B. In the case that the peptide is cyclic, any rotation of the peptide string can be reported (but also, note that some cyclic peptides are actually Non-ribosomal and do not appear in the genome at all).
Amino acid | RNA codons |
---|---|
Ala, A | GCU, GCC, GCA, GCG |
Arg, R | CGU, CGC, CGA, CGG; AGA, AGG |
Asn, N | AAU, AAC |
Asp, D | GAU, GAC |
Asn or Asp, B | AAU, AAC; GAU, GAC |
Cys, C | UGU, UGC |
Gln, Q | CAA, CAG |
Glu, E | GAA, GAG |
Gln or Glu, Z | CAA, CAG; GAA, GAG |
Gly, G | GGU, GGC, GGA, GGG |
His, H | CAU, CAC |
START | AUG |
Ile, I | AUU, AUC, AUA |
Leu, L | CUU, CUC, CUA, CUG; UUA, UUG |
Lys, K | AAA, AAG |
Met, M | AUG |
Phe, F | UUU, UUC |
Pro, P | CCU, CCC, CCA, CCG |
Ser, S | UCU, UCC, UCA, UCG; AGU, AGC |
Thr, T | ACU, ACC, ACA, ACG |
Trp, W | UGG |
Tyr, Y | UAU, UAC |
Val, V | GUU, GUC, GUA, GUG |
STOP | UAA, UGA, UAG |
Source: Inverse Codon Table |
One can find amino-acid coding similarity using the codon wheel below:
Source: Codon Table page
Convert from DNA to RNA (flip the Us to Ts).

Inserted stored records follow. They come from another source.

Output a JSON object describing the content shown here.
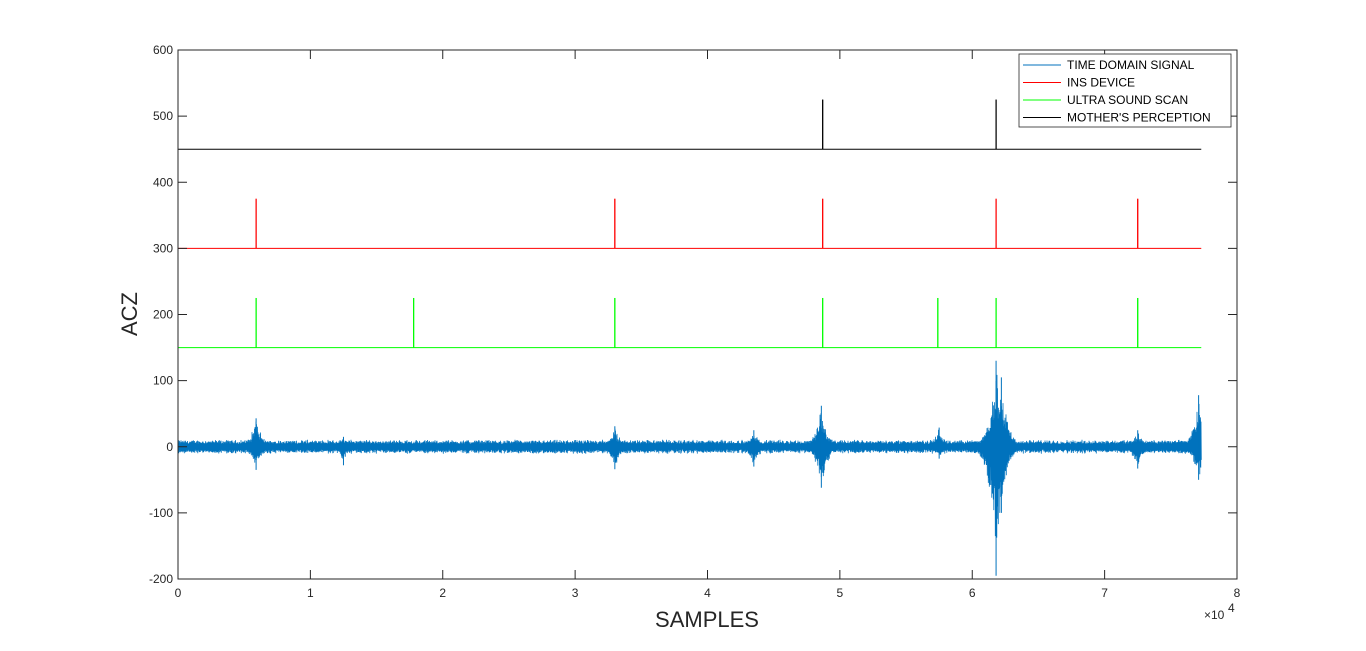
{
  "chart_data": {
    "type": "line",
    "title": "",
    "xlabel": "SAMPLES",
    "ylabel": "ACZ",
    "x_exponent_label": "×10",
    "x_exponent_power": "4",
    "xlim": [
      0,
      80000
    ],
    "ylim": [
      -200,
      600
    ],
    "x_ticks": [
      0,
      10000,
      20000,
      30000,
      40000,
      50000,
      60000,
      70000,
      80000
    ],
    "x_tick_labels": [
      "0",
      "1",
      "2",
      "3",
      "4",
      "5",
      "6",
      "7",
      "8"
    ],
    "y_ticks": [
      -200,
      -100,
      0,
      100,
      200,
      300,
      400,
      500,
      600
    ],
    "y_tick_labels": [
      "-200",
      "-100",
      "0",
      "100",
      "200",
      "300",
      "400",
      "500",
      "600"
    ],
    "grid": false,
    "legend_position": "top-right",
    "x_end": 77300,
    "series": [
      {
        "name": "TIME DOMAIN SIGNAL",
        "color": "#0072BD",
        "kind": "noise",
        "baseline": 0,
        "noise_amplitude": 9,
        "bursts": [
          {
            "x": 5900,
            "max": 43,
            "min": -35
          },
          {
            "x": 12500,
            "max": 15,
            "min": -28
          },
          {
            "x": 33000,
            "max": 31,
            "min": -34
          },
          {
            "x": 43500,
            "max": 25,
            "min": -30
          },
          {
            "x": 48600,
            "max": 62,
            "min": -62
          },
          {
            "x": 57500,
            "max": 29,
            "min": -18
          },
          {
            "x": 61800,
            "max": 130,
            "min": -195
          },
          {
            "x": 62200,
            "max": 105,
            "min": -100
          },
          {
            "x": 72500,
            "max": 25,
            "min": -33
          },
          {
            "x": 77100,
            "max": 78,
            "min": -50
          }
        ]
      },
      {
        "name": "INS DEVICE",
        "color": "#FF0000",
        "kind": "pulse",
        "baseline": 300,
        "peak": 375,
        "pulses": [
          5900,
          33000,
          48700,
          61800,
          72500
        ]
      },
      {
        "name": "ULTRA SOUND SCAN",
        "color": "#00FF00",
        "kind": "pulse",
        "baseline": 150,
        "peak": 225,
        "pulses": [
          5900,
          17800,
          33000,
          48700,
          57400,
          61800,
          72500
        ]
      },
      {
        "name": "MOTHER'S PERCEPTION",
        "color": "#000000",
        "kind": "pulse",
        "baseline": 450,
        "peak": 525,
        "pulses": [
          48700,
          61800
        ]
      }
    ]
  }
}
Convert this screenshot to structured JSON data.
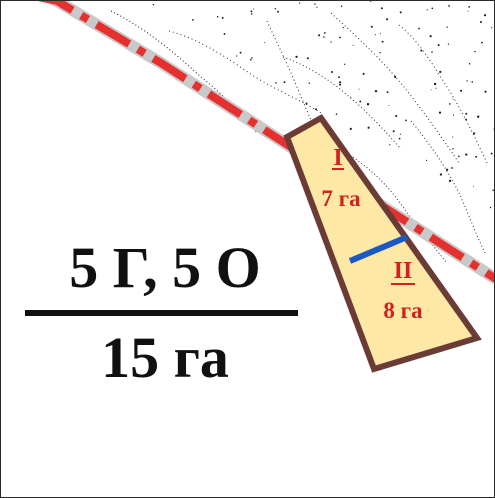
{
  "map": {
    "composition_label": "5 Г, 5 О",
    "area_label": "15 га",
    "plot": {
      "part_1_id": "I",
      "part_1_area": "7 га",
      "part_2_id": "II",
      "part_2_area": "8 га"
    }
  },
  "colors": {
    "road_gray": "#c9c9c9",
    "boundary_red": "#e53030",
    "plot_fill": "#fde8a6",
    "plot_outline": "#6b3b35",
    "divider_blue": "#1c58c2",
    "plot_text_red": "#d12020",
    "text_dark": "#111111"
  }
}
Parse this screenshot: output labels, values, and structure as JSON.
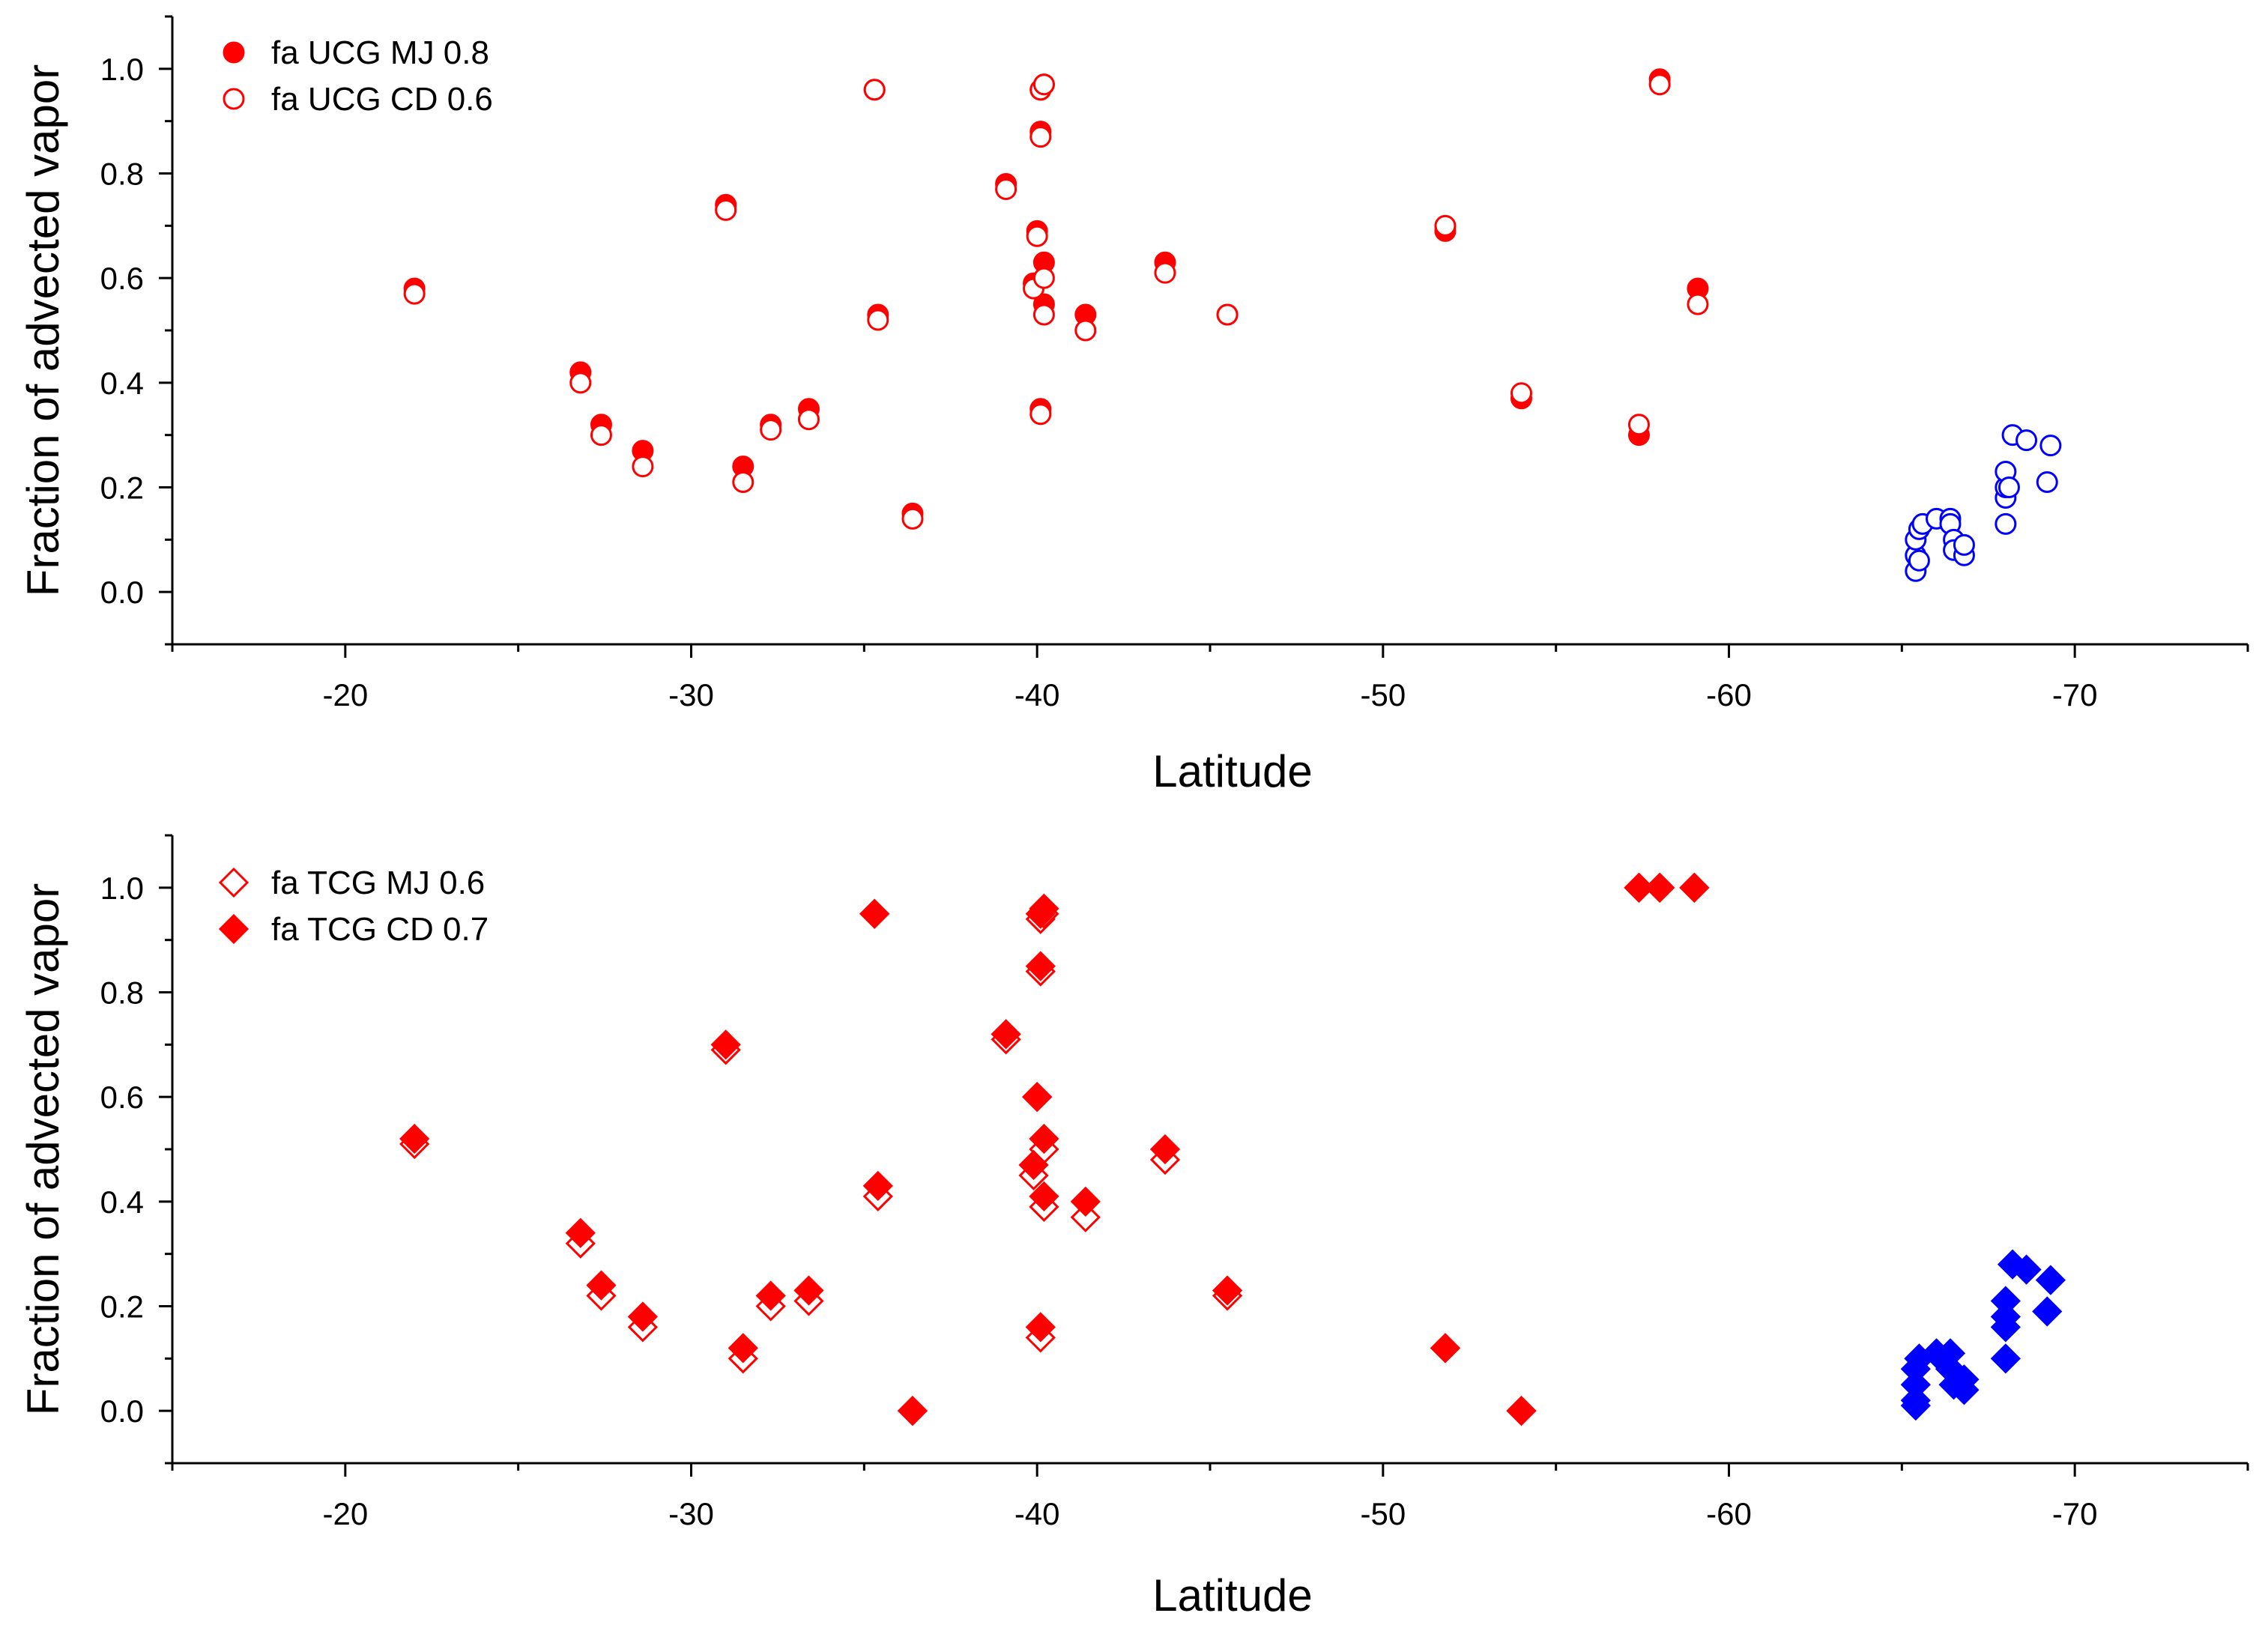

And, as always, the DNA sequence encoding the RNA sequence is also not unique, since
A. The strandedness allows reverse-complement sequences to be equivalent
B. There are coding (extrons) and non-coding (introns) regions within the genome at any given point in time.
History
In 1967, Marshall Nirenberg discovered that RNA strads of only uracil produced a peptide of only phenylalanine (Phe). Scientists continued this technique to discover how RNA codons encode amino acids.